The scheme can be financed without affecting Heathrow’s credit ratio, it argues. While the debt will be considerable, it will be manageable and as long as it is well-spread between investors.
Nevertheless, it would make Heathrow one of the largest single-asset issuers of debt world-wide and threats to the project include any increase in financing costs during the peak construction period, an overrun of capital expenditure, opening the runway during a recession or increased airport costs that deter potential customers.
S&P also expects to see some capacity moving from Gatwick to Heathrow, especially in the short term.

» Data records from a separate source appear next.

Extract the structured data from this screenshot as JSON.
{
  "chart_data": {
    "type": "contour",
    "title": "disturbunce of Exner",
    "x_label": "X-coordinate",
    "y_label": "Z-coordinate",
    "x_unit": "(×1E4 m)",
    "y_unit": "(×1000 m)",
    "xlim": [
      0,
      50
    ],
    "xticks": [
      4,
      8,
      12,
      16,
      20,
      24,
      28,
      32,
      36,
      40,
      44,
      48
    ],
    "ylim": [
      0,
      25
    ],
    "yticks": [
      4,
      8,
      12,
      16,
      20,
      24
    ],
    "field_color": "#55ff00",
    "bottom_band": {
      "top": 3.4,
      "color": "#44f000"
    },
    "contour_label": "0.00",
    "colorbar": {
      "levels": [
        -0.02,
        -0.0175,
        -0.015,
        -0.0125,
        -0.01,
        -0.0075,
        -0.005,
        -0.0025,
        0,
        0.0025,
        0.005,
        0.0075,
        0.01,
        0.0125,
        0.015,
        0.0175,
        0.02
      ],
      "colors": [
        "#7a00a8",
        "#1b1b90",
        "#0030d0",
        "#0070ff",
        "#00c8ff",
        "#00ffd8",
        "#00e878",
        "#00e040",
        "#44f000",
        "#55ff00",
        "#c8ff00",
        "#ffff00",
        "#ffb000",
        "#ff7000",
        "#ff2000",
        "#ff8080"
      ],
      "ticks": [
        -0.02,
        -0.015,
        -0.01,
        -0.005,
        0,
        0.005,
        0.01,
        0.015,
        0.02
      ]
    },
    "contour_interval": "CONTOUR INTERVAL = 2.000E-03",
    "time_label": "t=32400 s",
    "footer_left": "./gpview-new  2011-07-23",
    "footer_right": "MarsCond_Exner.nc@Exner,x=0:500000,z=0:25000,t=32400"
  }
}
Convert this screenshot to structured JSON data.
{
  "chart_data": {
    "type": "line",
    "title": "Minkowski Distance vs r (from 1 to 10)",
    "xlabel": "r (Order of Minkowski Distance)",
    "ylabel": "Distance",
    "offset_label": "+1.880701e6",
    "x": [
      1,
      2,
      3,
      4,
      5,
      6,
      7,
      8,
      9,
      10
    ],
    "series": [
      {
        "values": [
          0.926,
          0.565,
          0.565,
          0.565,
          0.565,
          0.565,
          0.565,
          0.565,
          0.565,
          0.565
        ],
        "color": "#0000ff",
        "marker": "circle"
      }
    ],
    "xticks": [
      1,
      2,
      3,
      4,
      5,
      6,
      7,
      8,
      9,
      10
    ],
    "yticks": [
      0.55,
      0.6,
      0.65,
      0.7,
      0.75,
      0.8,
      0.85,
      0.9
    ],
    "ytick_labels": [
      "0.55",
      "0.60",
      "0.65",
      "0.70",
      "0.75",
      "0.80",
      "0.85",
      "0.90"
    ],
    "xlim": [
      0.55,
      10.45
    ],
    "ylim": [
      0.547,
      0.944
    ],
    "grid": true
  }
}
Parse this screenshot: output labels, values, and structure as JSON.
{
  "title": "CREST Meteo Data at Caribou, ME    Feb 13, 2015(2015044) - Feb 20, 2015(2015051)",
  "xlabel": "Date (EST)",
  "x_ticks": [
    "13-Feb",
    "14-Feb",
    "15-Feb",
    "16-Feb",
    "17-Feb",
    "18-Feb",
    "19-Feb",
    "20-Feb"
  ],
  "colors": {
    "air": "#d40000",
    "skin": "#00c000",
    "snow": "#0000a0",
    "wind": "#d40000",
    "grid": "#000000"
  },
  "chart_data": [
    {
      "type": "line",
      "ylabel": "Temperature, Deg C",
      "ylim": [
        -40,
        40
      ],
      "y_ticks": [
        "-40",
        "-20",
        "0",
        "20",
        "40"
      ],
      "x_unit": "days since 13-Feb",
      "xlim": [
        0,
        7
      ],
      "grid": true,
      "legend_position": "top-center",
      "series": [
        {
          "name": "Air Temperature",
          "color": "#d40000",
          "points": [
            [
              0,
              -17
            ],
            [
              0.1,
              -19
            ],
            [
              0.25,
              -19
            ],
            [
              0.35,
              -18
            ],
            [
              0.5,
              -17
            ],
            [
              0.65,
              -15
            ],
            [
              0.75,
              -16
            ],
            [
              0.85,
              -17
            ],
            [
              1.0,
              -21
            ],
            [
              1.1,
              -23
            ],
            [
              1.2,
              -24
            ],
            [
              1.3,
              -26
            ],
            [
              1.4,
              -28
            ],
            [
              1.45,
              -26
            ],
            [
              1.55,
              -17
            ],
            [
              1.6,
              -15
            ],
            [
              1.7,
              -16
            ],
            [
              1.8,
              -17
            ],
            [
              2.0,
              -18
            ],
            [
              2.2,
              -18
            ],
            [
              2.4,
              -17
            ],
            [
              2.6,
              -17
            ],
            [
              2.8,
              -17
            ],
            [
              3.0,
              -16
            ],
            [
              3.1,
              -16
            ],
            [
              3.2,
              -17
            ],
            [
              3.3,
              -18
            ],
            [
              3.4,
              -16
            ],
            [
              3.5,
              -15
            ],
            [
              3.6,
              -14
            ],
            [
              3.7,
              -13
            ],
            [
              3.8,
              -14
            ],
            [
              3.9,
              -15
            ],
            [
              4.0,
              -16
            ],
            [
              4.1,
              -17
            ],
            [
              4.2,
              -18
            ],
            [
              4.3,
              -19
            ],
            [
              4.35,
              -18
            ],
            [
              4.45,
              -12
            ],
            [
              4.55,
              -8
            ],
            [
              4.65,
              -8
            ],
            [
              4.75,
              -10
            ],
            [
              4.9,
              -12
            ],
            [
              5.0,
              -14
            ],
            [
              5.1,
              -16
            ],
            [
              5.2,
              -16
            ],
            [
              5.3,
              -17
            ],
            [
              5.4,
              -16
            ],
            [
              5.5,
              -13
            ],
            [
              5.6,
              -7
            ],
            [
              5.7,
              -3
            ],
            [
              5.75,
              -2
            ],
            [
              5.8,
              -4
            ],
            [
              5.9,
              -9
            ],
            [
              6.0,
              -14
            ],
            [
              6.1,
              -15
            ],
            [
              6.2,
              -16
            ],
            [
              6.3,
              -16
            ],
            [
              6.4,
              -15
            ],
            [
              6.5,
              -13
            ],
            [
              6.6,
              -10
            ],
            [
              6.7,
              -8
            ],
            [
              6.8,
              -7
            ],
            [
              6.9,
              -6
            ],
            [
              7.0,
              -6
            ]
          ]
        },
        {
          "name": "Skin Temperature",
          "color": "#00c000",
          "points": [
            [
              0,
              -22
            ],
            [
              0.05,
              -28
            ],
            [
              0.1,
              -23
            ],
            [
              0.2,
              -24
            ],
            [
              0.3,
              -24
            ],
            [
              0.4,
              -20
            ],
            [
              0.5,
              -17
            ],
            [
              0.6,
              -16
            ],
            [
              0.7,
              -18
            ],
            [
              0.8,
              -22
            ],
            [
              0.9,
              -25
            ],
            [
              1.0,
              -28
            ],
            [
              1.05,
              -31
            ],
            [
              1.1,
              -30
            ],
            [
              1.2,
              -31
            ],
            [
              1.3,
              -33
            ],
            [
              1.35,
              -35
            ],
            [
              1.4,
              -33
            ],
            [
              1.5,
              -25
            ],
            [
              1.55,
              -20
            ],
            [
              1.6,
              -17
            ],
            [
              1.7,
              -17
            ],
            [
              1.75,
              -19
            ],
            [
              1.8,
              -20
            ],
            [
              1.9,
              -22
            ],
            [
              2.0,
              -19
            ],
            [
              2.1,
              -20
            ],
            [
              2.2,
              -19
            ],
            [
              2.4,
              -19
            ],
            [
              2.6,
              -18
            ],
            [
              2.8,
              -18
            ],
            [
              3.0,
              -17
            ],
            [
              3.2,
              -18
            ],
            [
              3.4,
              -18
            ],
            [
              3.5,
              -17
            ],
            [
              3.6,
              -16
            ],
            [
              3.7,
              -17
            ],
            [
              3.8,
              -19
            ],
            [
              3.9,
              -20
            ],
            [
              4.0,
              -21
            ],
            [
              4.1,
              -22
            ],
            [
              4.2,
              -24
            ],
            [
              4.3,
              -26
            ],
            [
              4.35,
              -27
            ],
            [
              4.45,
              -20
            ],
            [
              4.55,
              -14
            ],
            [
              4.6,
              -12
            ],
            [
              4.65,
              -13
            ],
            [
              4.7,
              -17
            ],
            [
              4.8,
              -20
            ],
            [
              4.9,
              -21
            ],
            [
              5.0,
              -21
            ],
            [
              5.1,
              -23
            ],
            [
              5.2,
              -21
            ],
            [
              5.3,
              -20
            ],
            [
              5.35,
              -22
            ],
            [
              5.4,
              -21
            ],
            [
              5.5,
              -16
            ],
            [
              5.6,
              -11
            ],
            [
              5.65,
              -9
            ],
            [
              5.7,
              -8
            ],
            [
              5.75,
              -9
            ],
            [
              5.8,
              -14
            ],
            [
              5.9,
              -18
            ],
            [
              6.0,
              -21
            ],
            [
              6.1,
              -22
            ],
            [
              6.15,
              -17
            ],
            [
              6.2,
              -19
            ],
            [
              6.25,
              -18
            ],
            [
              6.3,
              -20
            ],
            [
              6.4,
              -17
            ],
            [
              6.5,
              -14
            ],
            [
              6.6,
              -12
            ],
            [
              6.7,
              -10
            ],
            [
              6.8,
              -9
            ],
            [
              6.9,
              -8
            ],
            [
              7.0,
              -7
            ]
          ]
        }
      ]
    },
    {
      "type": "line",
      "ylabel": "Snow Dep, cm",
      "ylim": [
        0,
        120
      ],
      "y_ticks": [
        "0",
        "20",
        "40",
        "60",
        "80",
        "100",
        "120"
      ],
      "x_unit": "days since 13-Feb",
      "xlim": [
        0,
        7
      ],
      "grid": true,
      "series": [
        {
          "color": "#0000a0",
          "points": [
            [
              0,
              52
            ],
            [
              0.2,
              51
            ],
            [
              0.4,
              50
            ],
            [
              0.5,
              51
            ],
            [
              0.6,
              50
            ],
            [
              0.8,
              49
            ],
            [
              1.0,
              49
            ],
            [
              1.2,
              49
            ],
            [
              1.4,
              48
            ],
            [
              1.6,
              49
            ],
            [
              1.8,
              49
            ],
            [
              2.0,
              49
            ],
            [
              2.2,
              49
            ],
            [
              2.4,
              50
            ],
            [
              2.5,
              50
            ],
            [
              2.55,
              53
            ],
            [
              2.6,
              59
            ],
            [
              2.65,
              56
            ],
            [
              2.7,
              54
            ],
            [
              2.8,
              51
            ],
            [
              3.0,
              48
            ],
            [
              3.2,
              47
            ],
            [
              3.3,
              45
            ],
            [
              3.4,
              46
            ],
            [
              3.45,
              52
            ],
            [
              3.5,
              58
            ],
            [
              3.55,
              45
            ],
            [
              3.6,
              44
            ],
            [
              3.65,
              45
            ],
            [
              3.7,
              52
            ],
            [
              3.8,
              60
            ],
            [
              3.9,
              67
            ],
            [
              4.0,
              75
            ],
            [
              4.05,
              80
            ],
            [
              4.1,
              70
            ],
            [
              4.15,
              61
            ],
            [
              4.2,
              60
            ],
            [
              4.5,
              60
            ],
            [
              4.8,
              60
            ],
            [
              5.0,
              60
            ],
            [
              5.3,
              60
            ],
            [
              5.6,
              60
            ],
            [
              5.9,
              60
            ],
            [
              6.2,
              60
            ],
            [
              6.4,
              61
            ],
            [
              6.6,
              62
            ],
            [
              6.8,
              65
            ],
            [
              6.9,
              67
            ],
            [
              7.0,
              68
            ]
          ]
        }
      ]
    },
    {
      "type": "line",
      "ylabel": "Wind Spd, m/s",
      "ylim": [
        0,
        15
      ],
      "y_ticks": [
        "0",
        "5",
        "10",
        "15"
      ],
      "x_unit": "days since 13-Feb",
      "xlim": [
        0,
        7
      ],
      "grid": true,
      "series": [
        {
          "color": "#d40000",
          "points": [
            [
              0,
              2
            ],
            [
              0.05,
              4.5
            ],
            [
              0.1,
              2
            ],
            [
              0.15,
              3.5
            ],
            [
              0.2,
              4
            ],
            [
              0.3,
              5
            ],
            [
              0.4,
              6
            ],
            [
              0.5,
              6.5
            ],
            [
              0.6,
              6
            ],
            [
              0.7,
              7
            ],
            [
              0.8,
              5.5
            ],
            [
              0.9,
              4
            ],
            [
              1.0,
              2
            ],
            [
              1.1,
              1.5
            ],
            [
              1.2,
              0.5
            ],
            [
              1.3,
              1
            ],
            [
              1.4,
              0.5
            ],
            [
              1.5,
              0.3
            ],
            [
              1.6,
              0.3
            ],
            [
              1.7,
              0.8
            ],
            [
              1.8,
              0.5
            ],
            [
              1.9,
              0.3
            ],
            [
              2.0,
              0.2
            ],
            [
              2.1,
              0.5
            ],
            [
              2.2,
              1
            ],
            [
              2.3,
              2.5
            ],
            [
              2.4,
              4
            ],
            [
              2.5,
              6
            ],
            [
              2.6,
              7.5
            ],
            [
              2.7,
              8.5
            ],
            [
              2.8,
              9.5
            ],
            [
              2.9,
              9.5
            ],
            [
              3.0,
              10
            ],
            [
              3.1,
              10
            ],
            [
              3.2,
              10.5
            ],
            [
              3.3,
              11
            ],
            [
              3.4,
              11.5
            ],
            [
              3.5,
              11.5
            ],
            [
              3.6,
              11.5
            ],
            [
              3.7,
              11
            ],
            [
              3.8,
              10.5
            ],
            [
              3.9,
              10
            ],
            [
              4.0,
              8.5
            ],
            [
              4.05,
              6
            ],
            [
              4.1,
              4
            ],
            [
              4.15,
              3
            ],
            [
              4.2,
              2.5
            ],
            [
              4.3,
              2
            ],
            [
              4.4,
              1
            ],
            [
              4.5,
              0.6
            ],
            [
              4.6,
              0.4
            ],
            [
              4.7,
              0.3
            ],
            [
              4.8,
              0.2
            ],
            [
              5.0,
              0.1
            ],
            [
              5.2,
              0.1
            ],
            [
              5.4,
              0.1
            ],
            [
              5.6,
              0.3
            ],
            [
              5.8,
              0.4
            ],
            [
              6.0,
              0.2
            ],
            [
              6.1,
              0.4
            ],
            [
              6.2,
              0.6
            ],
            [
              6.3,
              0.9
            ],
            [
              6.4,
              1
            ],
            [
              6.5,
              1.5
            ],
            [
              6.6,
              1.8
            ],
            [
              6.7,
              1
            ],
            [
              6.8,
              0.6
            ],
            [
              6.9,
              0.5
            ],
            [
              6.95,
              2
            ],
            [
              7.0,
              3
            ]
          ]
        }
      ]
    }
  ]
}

British Airways would more than likely reconsider the scope of its Gatwick operations, and Virgin Airlines could also contemplate moving some of their Gatwick flights to Heathrow, particularly any services with potential for transfer traffic, although more holiday-orientated services could stay at the south London gateway
In an earlier report, published in June 2015, S&P points out that interest rates are currently very low and any significant increase when construction costs are at their highest could be a problem. Another factor to consider would be a downrating of Heathrow Airport’s own credit rating due to high levels of debt, which would increase the interest rate it paid.
The June 2015 report did though point out that Heathrow has a good record in handling major infrastructure projects like terminals 2 or 5, although neither of these schemes are on the scale of the third runway.
If the runway was to open during a recession, it would weaken Heathrow’s financial position, although many airlines would still contemplate starting new services, especially peak period ones, in order to obtain slots that might become harder to obtain once the economy improves.
Airport charges could increase due to the need to finance the new runway, but with other London airports virtually full, S&P does not anticipate that many airlines would move away from Heathrow.